Eine stimmungsvolle Kulisse.

(Foto: REUTERS)

Die Türkei startet in die Fußball-EM, und das mit gewaltiger Unterstützung. Dortmund ist bereits ab dem späten Vormittag voll in türkischer Hand. Über den Wall rollen die ersten Autokorsos und eine rot-weiße Lawine aufs Stadion zu.
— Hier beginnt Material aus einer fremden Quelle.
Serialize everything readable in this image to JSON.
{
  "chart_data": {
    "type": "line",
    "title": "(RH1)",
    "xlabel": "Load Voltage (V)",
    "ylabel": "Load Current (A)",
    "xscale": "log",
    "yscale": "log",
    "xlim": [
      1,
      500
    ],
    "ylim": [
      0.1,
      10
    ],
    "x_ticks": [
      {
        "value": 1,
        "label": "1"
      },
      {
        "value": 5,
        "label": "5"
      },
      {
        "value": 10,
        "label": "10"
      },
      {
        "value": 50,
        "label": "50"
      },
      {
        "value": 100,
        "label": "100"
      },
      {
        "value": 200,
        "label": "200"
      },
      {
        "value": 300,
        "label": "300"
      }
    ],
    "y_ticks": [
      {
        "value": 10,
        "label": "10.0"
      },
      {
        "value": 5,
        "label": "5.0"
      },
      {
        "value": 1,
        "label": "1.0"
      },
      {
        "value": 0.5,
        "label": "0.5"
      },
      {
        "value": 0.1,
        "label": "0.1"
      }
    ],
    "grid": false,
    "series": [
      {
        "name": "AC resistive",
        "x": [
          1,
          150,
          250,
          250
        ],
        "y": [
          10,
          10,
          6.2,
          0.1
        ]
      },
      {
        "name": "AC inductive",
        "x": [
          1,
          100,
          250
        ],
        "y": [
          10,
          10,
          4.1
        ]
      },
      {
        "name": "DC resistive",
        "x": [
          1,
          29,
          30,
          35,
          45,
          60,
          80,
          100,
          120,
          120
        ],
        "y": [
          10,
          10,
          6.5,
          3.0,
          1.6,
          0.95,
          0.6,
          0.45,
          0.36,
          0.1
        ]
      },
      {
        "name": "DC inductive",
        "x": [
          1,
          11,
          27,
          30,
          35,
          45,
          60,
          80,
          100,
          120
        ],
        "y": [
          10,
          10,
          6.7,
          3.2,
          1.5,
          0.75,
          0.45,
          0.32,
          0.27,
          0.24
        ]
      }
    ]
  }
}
Zwei Stunden vor Anpfiff trat ein, wovor die Behörden gewarnt hatten. Ein mächtiges Unwetter entlud sich über der Stadt Dortmund. Der befürchtete Starkwind blieb aus, auch die Gewitter zogen knapp an der Metropole vorbei. Dafür schüttete es wie wahnsinnig. Gewaltige Massen Regen fielen vom Himmel. Ein Kurzvideo bei X zeigt einen Wasserfall, der sich vom Dach des Westfalenstadions ins Innere ergießt. Hier wird um 18 Uhr das erste EM-Spiel der Türkei angepfiffen (auch bei RTL und im Liveticker bei ntv.de). Gegner ist Underdog Georgien. Der Himmel setzte damit die Vorzeichen für das Spiel in Gruppe E. Es wird eine Wasserschlacht. Arbeiter gesucht. Maulwürfe, die den sich erweichenden Rasen nahe der Roten Erde umpflügen.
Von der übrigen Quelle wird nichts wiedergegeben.